After the University disclosed in November that it had inflated admissions data for a decade, administrators left students with many unanswered questions. GW tasked an external firm to audit its admissions data, but only received an oral report of that investigation. University leaders declined to comment when asked critical questions – like why they did not task the firm with producing a report, or how they determined that the flawed formula which skewed admissions data was inadvertent. And they refused to make the former dean of admissions, Kathryn Napper, available for comment, and then announced her retirement a month later.

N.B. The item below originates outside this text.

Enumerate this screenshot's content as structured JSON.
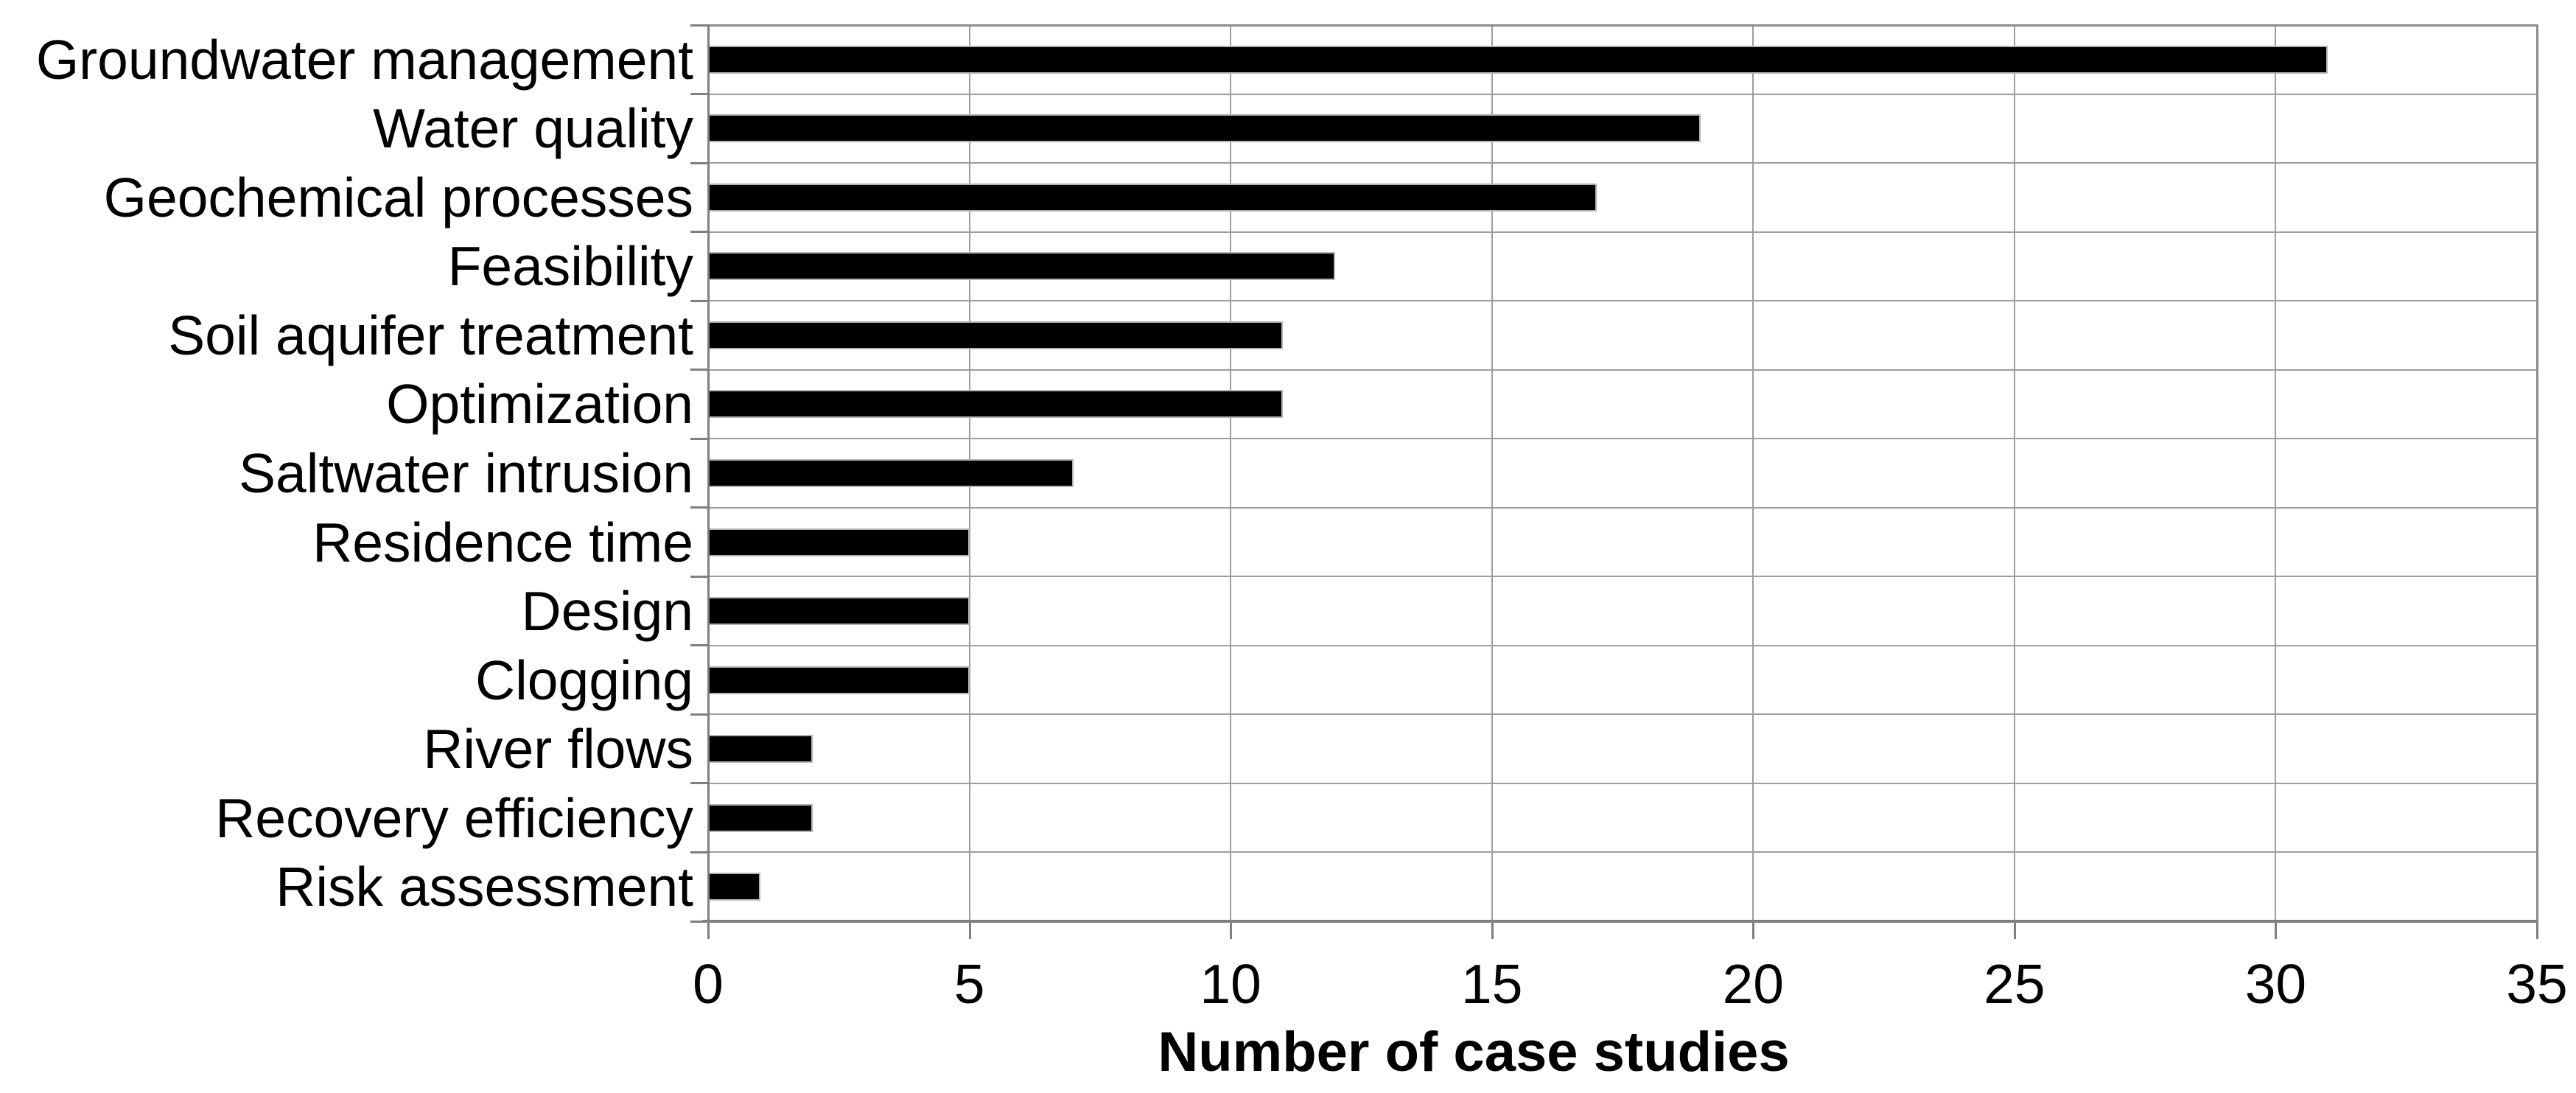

These are not isolated incidents.
The inaugural post on “What the University Won’t Talk About This Week” featured a spokeswoman’s decline to comment on the number of FIXit requests submitted last semester. And in the fall, the University Police Department declined to say how many elevators broke down that year.
We have a duty to our readers to diligently report fair, unbiased and accurate news. To honor that relationship of trust, our readers deserve to know what information is being withheld from the community, and we will continue to post the declines to comment in hopes of encouaging a shift away from secrecy and toward transparency and clearer communication.